That is what the weather has been like around here, day after day of hot dry days. Some hotter than others, yesterday - now I have a new fangled weather station thing, I can tell you with authority - it clocked 44.1 outside. It may have been hotter, but I wasn't looking at the thing ALL day.
Nothing of any excitement at all has been happening around here. I've done some well overdue cupboard cleaning and reorganising (perhaps as its been hot I've been looking for excuses to stay in the air-conditioning for as much as possible!) and the kids have been doing the same, staying inside, playing with lego and foraying out for swims in the afternoons.
We've had water troubles at the prickle farm to, so much time has been spent by the husband driving back and forth keeping the water up to the cows. It hasn't rained - still - and they rely on pumped bore water reticulated around the property by a supposedly sophisticated and self sufficient generator pump thingy (technical I know!) which hasn't been doing what its supposed to - ie start itself as required.
Luckily for us, we employ some other techy innovations that allow us to monitor the waters, which given the trouble we've had, has been very very handy.
The system, using satellite, monitors the level of the tank, and in another graph, also has data such as temperature, humidity and rainfall. We can tell by the level of the tank at a certain time of day whether the pump has started (and your heart sinks if that little yellow line is waaay down at the bottom of the graph, which means its EMPTY) (FYI this system is called Agmon)
The second system is based on mobile phone and it takes a photo a few times a day, so one can log in and see what the tank level is at. This is a different location to the graph above, this tank is beside the bore and once the water is pumped into here, it gets pumped up the line to the tanks in the graph (and others along the pipeline). It can be quite complex and it all relies on every thing working in sequence. This set up is called Usee.
We also employ other tools in our arsenal to manage and monitor things, the other most used - although can be a bit unreliable - is NAFI. North Australian Fire Information is a website that picks up hotspots on the earth as the satellite flies over and gives us approximate locations of any fires.
That yellow flame there indicates the fire the men went to yesterday, in our immediate neighbours place.
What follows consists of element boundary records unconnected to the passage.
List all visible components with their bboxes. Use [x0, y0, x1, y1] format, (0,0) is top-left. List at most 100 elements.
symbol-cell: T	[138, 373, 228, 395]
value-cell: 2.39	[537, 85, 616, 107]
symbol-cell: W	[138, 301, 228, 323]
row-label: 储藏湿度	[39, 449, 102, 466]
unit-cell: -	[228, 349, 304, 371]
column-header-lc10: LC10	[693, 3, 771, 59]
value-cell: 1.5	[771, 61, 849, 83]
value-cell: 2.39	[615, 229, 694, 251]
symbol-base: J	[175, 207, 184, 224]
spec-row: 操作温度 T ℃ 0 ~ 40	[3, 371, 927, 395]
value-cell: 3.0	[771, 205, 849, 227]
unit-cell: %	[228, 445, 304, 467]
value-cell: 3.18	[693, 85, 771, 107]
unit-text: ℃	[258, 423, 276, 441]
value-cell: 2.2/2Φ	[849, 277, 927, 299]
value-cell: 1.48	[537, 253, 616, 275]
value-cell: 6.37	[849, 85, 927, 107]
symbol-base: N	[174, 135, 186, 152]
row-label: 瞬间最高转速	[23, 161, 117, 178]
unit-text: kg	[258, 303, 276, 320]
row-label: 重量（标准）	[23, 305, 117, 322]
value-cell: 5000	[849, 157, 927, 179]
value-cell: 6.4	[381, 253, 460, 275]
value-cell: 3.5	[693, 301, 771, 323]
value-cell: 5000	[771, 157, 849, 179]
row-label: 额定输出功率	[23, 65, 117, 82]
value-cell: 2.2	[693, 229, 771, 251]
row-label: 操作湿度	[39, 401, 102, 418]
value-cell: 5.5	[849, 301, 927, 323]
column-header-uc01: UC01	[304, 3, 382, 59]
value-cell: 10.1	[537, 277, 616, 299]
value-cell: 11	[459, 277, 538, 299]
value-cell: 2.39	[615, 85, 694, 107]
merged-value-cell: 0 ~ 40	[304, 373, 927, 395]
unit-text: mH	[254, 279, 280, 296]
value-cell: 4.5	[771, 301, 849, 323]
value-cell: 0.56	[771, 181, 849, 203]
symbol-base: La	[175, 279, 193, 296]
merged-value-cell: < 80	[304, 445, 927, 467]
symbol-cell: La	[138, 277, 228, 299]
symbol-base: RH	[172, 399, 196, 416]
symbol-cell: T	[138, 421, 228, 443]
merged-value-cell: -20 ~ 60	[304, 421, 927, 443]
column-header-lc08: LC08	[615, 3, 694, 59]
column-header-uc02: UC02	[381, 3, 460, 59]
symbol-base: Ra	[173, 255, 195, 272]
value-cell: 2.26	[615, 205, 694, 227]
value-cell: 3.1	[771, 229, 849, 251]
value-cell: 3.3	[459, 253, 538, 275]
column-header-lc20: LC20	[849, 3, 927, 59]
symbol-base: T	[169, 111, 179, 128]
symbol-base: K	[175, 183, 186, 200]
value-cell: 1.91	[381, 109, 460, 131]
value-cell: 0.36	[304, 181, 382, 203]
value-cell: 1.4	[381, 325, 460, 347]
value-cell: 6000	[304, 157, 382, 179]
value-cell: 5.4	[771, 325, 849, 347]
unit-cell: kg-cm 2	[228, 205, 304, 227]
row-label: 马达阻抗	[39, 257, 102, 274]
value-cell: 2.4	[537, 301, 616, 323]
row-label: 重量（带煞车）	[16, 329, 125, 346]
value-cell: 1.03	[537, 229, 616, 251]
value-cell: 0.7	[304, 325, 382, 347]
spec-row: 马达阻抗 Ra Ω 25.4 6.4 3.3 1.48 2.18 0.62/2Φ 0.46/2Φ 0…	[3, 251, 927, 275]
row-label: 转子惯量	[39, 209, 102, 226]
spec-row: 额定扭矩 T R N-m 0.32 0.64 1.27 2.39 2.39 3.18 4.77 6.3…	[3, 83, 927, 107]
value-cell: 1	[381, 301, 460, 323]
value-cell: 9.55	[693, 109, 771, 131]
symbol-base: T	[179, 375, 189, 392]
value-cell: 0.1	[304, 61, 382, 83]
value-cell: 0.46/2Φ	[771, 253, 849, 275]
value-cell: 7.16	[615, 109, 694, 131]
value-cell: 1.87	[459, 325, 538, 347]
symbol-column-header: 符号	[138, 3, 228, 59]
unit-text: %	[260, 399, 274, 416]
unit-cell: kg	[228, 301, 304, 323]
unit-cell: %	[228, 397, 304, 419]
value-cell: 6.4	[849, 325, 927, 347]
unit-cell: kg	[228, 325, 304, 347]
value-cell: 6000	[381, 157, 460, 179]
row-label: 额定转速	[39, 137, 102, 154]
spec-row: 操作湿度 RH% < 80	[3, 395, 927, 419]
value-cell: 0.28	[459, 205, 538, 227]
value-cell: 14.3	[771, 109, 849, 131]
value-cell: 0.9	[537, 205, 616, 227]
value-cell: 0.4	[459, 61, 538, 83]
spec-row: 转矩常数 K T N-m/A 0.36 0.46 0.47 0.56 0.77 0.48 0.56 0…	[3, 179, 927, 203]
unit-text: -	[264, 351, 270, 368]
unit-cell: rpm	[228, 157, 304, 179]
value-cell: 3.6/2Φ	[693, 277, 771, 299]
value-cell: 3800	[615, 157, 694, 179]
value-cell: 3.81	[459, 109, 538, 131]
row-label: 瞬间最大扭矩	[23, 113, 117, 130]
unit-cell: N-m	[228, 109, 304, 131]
We were all packed, car ready, kids bathed and about to shower ourselves and leave for the city, when we got a phone call alerting us. That put paid to leaving, well the husband did immediately, in the ute with fire fighting equipment on board. We have got an excellent crew in our brigade that work together very well, and as they have been to MANY fires together in the past two years fall into their roles and get stuck into the job at hand.
The Husband, from what I can gather, spent the night on our old Gertie the Grader, putting in breaks around the fire, and reinforcing others to fall back on should it get away. My role is in IT, HR and Catering, although this fire being piddly in the scheme of things, that after the initial flurry of phone calls gathering troops and information, my job was done. (mind you, we are keeping a wary eye on the big red one at the top of the map, but fly overs by the helicopter indicate that its contained within previously burnt country).
We are missing our creek swimming and mud play of previous summer holidays, but we can' only hope that the wet season will start soon - the line of cranky storms that passed over yesterday held very little moisture and were mostly heat generated, although of course a few mm of rain does more than days of watering with sprinkler!
hope the summer holidays are more entertaining in your part of the country!